Unable to work for many years because of illness, he broke his silence and returned to composing only in the last years of his life. Since he was largely forgotten in his own country, and unknown in the UK, performances were few. He regarded this as an advantage, not only because he resented the work involved in preparing for performance as a distraction from composing itself, but also because he was acutely shy and hated being present when his music was performed. He claimed to hear only the wrong notes when his music was played.

In 2010 he was working again on a set of symphonies first started in 1973. His stated ambition was to die before they were complete, to save all the fuss associated with performance.

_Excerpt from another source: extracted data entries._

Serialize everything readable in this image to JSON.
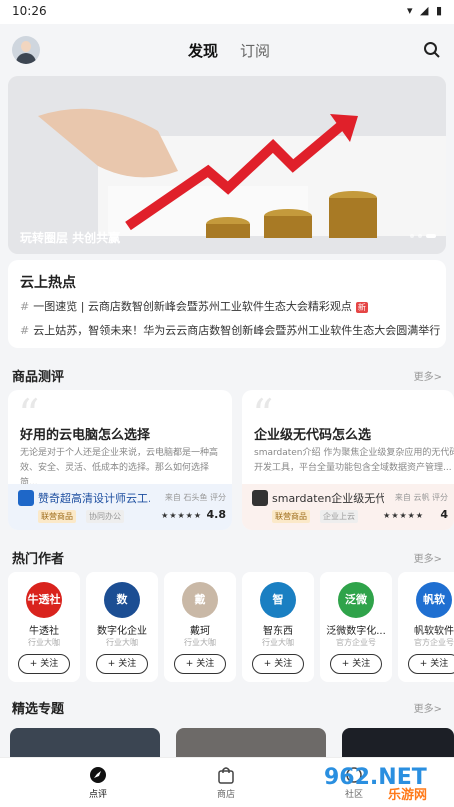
{
  "status": {
    "time": "10:26",
    "icons": "▾ ◢ ▮"
  },
  "header": {
    "tabs": [
      "发现",
      "订阅"
    ]
  },
  "banner": {
    "caption": "玩转圈层 共创共赢",
    "slides": 3,
    "active": 2
  },
  "hot": {
    "title": "云上热点",
    "items": [
      "一图速览 | 云商店数智创新峰会暨苏州工业软件生态大会精彩观点",
      "云上姑苏，智领未来！华为云云商店数智创新峰会暨苏州工业软件生态大会圆满举行"
    ],
    "new_badge": "新"
  },
  "review": {
    "title": "商品测评",
    "more": "更多>",
    "cards": [
      {
        "title": "好用的云电脑怎么选择",
        "desc": "无论是对于个人还是企业来说，云电脑都是一种高效、安全、灵活、低成本的选择。那么如何选择简...",
        "product": "赞奇超高清设计师云工...",
        "source": "来自 石头鱼 评分",
        "tag": "联营商品",
        "tag2": "协同办公",
        "stars": "★★★★★",
        "score": "4.8"
      },
      {
        "title": "企业级无代码怎么选",
        "desc": "smardaten介绍 作为聚焦企业级复杂应用的无代码开发工具，平台全量功能包含全域数据资产管理...",
        "product": "smardaten企业级无代码...",
        "source": "来自 云帆 评分",
        "tag": "联营商品",
        "tag2": "企业上云",
        "stars": "★★★★★",
        "score": "4"
      }
    ]
  },
  "authors": {
    "title": "热门作者",
    "more": "更多>",
    "follow": "+ 关注",
    "list": [
      {
        "name": "牛透社",
        "role": "行业大咖",
        "logo": "牛透社",
        "color": "#d9231d"
      },
      {
        "name": "数字化企业",
        "role": "行业大咖",
        "logo": "数",
        "color": "#1c4e93"
      },
      {
        "name": "戴珂",
        "role": "行业大咖",
        "logo": "戴",
        "color": "#c9b8a6"
      },
      {
        "name": "智东西",
        "role": "行业大咖",
        "logo": "智",
        "color": "#1a7fc2"
      },
      {
        "name": "泛微数字化...",
        "role": "官方企业号",
        "logo": "泛微",
        "color": "#2fa34a"
      },
      {
        "name": "帆软软件",
        "role": "官方企业号",
        "logo": "帆软",
        "color": "#1f6fd1"
      }
    ]
  },
  "topics": {
    "title": "精选专题",
    "more": "更多>"
  },
  "nav": {
    "items": [
      "点评",
      "商店",
      "社区"
    ]
  },
  "watermark": {
    "text": "962.NET",
    "sub": "乐游网"
  },
  "colors": {
    "accent": "#e54545",
    "brand": "#1e67c8"
  }
}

He died in November 2010, aged 65.

== Selected works==
- Three Fragments for cello flute and piano (1963)
- Pan the Lake (1965)
- Prelude for orchestra (1965)
- Three pieces for chamber orchestra
- Aquarelles, four pieces for piano
- Chamber Symphony
- String Quartet No. 1
- Nocturne for Two Guitars
- Miscellaneous Pieces in Imitation of The Fall of the Flowers
- Kinderspiel
- Gloria Tibi Trinitas (1976)
- Alma redemptoris mater for recorders, instrumental ensemble, Female choir
- This is the Truth sent from Above: for recorder, oboe, cello and baritone
- Creation: contemporary dance
- Sea Changes: one-act opera
- Fanfare
- Three little pieces for clarinet and piano
- Little Suite for Brass
- Concerto for violin and orchestra
- Chaconne for orchestra

Cugley won the 2006 Accomplished Composer prize in the Notion Realize Music Challenge for Earth Ritual (then entitled just Ritual). A realisation of the work made with Notion software (a condition of the competition) is to be found on the competition web site.